Inspiration

Need Help? Seek Help!

I was 21 and I was failing miserably at trying to take care of myself. I had no real education. On my own since 14, I barely managed to squeeze a high school diploma and college wasn’t affordable or obtainable. I was desperately trying to pay the rent but the jobs I got weren’t more than $4 bucks an hour. It was slim picking too. In the 1980’s America suffered the worst depression since the 1930’s. Many don’t remember walking in and finding entire neighborhoods with boarded up homes. Houston’s “addicks” had just that. People were getting rid of Cadillacs and buying Volkswagen Rabbits to conserve the gas. CNN brought the rest of the world to us and it was scary. I just needed food. With one can of “Chicken and Stars” in my cupboard I realized I was a few days from being homeless, and then I was. There’s really nothing like the pain of hunger. If our basic need is security and food then one of mine was missing.

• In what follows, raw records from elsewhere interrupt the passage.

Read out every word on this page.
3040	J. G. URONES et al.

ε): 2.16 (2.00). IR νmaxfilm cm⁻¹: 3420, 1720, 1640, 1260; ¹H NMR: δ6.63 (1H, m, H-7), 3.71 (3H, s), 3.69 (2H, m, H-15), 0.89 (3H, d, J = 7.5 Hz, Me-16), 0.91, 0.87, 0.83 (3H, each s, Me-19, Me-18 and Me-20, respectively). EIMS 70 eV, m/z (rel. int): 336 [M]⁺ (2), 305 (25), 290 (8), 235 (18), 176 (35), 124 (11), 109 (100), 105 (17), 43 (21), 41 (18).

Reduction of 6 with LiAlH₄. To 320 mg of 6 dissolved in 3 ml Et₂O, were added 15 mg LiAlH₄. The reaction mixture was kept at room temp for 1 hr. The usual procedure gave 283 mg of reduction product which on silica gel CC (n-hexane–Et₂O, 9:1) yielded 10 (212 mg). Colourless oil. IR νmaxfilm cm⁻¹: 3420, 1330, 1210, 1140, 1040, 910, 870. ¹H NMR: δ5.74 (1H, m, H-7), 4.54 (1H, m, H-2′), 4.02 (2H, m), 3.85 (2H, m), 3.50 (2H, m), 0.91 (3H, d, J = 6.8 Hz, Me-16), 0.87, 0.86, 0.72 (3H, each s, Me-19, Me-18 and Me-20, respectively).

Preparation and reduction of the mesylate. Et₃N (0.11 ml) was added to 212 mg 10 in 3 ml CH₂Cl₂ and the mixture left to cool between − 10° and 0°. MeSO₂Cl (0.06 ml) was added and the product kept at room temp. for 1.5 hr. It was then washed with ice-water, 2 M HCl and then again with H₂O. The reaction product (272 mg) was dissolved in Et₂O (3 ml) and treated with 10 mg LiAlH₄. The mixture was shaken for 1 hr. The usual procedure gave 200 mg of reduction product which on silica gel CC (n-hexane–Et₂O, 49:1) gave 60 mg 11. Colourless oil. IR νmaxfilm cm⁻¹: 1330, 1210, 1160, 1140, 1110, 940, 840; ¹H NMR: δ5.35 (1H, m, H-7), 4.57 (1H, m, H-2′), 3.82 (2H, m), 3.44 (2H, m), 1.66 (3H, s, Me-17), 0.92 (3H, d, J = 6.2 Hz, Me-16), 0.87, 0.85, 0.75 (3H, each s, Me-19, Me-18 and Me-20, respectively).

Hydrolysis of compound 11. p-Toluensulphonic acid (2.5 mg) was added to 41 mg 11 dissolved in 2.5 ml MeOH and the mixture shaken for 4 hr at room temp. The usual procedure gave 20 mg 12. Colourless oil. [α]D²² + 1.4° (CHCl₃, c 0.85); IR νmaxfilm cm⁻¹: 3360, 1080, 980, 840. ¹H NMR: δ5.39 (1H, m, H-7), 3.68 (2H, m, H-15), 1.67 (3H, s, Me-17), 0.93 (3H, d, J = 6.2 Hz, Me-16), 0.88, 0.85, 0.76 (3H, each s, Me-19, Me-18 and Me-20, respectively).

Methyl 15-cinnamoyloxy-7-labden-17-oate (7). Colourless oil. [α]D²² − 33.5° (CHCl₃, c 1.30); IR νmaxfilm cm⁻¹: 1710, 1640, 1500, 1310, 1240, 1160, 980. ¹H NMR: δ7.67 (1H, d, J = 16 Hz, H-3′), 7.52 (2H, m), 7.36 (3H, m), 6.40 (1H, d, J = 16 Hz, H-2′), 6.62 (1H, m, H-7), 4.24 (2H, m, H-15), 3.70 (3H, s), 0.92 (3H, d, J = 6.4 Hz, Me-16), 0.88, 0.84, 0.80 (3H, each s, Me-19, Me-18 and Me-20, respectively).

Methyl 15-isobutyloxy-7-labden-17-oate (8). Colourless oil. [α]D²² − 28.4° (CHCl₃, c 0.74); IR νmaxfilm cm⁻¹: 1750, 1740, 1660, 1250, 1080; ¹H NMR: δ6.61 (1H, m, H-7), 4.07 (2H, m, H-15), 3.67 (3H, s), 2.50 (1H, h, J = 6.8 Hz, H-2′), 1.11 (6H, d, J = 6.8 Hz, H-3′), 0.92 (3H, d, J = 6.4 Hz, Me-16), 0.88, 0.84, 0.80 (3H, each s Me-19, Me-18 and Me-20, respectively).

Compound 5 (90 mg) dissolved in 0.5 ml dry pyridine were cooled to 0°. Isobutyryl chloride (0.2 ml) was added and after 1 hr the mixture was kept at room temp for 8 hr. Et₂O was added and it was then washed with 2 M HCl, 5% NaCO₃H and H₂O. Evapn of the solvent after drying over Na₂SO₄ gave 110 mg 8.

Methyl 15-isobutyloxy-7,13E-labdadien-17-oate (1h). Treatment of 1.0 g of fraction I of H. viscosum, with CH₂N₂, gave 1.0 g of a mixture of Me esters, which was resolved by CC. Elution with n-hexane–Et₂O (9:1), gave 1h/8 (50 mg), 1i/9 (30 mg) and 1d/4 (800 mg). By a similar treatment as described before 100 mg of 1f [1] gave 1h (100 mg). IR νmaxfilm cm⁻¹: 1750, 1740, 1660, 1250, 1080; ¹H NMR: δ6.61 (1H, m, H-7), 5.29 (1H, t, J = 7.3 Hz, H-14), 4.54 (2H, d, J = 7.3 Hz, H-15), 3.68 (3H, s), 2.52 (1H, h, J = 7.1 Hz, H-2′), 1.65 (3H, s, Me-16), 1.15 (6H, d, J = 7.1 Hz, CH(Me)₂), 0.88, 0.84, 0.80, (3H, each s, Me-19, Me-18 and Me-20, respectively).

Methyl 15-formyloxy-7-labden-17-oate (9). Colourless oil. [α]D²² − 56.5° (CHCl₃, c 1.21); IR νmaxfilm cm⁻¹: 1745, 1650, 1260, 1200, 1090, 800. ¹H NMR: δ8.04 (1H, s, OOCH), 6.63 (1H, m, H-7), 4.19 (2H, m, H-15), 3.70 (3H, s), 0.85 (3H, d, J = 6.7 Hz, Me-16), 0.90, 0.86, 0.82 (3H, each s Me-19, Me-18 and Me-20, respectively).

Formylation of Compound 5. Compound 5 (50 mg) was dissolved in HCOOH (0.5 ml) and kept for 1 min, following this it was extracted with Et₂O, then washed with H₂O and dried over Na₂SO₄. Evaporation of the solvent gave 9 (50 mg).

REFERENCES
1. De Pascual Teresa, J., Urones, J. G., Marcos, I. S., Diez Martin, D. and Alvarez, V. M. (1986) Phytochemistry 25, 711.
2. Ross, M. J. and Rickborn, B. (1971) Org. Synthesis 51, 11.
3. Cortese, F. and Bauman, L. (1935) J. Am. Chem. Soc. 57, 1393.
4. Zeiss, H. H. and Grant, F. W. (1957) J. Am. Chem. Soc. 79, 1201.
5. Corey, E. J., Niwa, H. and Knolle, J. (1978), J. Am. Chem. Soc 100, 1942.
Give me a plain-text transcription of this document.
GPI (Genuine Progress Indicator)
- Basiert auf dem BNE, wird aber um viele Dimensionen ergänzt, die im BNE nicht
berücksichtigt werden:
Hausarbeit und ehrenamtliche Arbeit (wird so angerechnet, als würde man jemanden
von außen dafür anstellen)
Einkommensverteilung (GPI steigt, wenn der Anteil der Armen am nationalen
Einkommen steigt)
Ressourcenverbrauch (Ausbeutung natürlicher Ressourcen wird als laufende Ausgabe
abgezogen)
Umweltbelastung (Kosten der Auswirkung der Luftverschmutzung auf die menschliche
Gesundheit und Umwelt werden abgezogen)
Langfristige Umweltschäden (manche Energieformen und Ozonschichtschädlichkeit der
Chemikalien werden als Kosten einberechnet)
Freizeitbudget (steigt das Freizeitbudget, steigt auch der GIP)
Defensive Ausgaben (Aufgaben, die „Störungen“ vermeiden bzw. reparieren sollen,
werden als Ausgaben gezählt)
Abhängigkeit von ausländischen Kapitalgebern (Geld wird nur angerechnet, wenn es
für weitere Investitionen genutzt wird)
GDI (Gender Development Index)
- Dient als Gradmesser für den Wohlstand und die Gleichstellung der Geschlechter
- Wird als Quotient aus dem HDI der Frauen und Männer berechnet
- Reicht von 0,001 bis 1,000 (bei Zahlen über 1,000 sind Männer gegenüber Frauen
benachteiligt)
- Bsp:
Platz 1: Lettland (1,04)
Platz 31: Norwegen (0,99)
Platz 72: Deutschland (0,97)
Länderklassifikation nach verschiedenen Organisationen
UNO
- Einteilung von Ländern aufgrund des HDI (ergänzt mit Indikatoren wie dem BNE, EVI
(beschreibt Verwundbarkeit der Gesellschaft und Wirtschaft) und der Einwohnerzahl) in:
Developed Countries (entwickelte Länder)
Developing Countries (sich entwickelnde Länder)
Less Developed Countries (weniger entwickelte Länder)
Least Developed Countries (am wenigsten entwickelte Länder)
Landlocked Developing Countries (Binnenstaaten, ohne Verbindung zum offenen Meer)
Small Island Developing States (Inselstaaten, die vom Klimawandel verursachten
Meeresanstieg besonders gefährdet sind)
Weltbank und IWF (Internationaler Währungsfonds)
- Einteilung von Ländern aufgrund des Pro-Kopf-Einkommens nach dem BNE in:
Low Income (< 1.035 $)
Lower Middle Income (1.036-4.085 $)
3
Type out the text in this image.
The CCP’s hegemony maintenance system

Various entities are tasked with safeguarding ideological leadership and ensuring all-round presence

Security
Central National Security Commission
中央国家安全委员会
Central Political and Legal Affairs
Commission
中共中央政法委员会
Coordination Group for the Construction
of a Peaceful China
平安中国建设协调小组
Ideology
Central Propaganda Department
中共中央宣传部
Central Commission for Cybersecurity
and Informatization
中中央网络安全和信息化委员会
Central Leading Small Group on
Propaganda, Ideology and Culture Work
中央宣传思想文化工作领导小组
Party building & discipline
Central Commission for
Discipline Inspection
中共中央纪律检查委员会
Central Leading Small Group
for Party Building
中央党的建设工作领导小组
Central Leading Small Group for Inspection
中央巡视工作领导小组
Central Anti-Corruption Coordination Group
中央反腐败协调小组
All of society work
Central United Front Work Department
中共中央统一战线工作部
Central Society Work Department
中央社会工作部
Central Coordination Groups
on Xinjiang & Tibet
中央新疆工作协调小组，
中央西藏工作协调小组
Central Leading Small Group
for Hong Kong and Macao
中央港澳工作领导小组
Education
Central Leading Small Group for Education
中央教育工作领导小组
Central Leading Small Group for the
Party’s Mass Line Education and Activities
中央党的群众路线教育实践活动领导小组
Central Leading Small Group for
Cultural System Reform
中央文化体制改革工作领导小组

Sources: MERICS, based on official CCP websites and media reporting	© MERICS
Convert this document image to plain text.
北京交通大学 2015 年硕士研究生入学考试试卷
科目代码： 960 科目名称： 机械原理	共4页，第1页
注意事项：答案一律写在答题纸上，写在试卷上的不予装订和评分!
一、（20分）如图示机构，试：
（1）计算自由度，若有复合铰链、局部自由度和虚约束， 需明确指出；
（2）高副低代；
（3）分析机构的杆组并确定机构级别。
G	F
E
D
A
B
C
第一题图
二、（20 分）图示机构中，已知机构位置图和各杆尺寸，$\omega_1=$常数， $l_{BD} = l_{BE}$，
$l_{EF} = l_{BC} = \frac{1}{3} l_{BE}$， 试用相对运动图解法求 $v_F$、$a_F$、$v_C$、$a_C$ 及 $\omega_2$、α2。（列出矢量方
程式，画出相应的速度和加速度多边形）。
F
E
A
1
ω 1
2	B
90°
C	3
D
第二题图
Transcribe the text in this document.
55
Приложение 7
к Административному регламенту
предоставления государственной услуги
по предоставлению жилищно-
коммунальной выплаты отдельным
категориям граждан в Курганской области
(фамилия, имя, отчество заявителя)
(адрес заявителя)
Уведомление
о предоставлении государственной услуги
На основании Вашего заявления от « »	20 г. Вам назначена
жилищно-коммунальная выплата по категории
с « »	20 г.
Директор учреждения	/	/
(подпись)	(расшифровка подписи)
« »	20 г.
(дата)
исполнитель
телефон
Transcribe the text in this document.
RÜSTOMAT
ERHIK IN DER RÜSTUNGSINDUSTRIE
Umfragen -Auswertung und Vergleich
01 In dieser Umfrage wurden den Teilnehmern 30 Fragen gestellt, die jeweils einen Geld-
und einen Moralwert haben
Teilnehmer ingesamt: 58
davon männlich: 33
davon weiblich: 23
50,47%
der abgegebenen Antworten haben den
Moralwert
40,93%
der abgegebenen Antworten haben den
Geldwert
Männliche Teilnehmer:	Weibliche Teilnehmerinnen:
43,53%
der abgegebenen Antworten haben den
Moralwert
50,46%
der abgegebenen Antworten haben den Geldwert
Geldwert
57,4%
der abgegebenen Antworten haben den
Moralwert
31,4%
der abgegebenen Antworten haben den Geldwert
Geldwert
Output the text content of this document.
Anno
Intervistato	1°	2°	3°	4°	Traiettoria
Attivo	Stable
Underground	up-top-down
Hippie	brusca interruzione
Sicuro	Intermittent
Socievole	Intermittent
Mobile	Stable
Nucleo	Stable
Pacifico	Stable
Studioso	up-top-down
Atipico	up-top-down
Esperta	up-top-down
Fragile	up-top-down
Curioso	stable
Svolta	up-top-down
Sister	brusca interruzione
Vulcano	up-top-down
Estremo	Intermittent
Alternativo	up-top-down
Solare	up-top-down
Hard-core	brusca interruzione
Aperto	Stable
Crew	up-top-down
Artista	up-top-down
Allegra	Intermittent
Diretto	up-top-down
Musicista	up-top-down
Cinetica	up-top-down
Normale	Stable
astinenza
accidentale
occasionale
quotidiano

The ache is do deep it’s in your bones. Your head gets foggy, your mouth stops watering and a sense of nothing comes over. The only thought, concept, goal, is food and shelter…but food first. I wanted to live, to be alive, to survive, but I wasn’t making it. I was hungry and after cleaning up in public restrooms and using what money I did have to scrounge enough together for meals, I was flat broke, skinny, tired and angry because I couldn’t figure out how to get where I wanted. It was then I met someone who offered to teach me how to be independent. This is the lesson….when you’re hungry, and starving for whatever it is that you need, values, morals, and a real sense of right and wrong no longer become your focus. When you’re at your lowest and the pain is so powerful it’s hard to think of anything other than exactly what you need because human survival is such a powerful drive. Intellect, and it’s rationalization is a non factor. People make choices that determine their whole life because the moment they are in is so bad the piercing reality is to harsh to bear. Pause. If you live to be 80 then the moment you are in right now will soon be a blimp on the radar of your life. Taking time to really let someone know you need help can save you and your whole life. Get help. Get fed, even if it’s just your soul. If you’re hungry there are people out there like me who give a crap. Seek them.

I’m always available for a phone call or an email or comment if you’re really in trouble and need immediate help.

Revelations

The Art Surviving

A long time ago, I developed a mechanism to deal with pain. I would shut my eyes and tell myself to forget. Whatever it was that scared me or made me fearful or caused me great pain all I had to do was tell myself it didn’t happen. I got so good at this over the years that I could easily process through grief or anger or even abandonment much faster then people around me. What this did was shock every one I knew because they either felt like I didn’t care or they felt like I had the ability to forgive easier than they did. Neither was the case!

The reason that I process quicker is not because I have all the courage in the world. It’s because I am so afraid to feel the pain that I turn it off. I cannot allow myself the luxury of being sad for long periods of time, because to me that is the ultimate sign of weakness…

I know this to be a flawed hypothesis, because over the years I have been to extensive therapy and I have learned that when you suppress the bad memories and/or the pain you also suppress the good memories!

It’s not that I am not willing to go through the pain at my age. I think I have a evolved into a master of masking my feelings so much that I cannot identify how I feel let alone have the capacity to really focus on a healthier mental state of mind.

The worst part about self reflection is the moment when you realize that you may never be able to fundamentally change the brokenness, the victimization, the actions of another, whether evil or not. Or whether those actions were intentional from those who profess to love you and end up hurting you.

Sometimes it’s best to know that you can forgive, and move on. Some things cannot be fixed. Some actions can’t be taken back. People are just people. We are all have fears, doubts, and actions we wish we didn’t take!

Even though those actions hurt me deeply I cannot use that pain to try and understand my future any longer!

I am going to have to figure out a way to have grace and forgiveness in my heart all the time not just part time and to take that grace and forgiveness and look at somebody with merciful eyes and give every single person that I see a chance of newness, freshness and genuine sincerity. I think that’s just what I’m going to have to do…. because right now, that’s all I can do!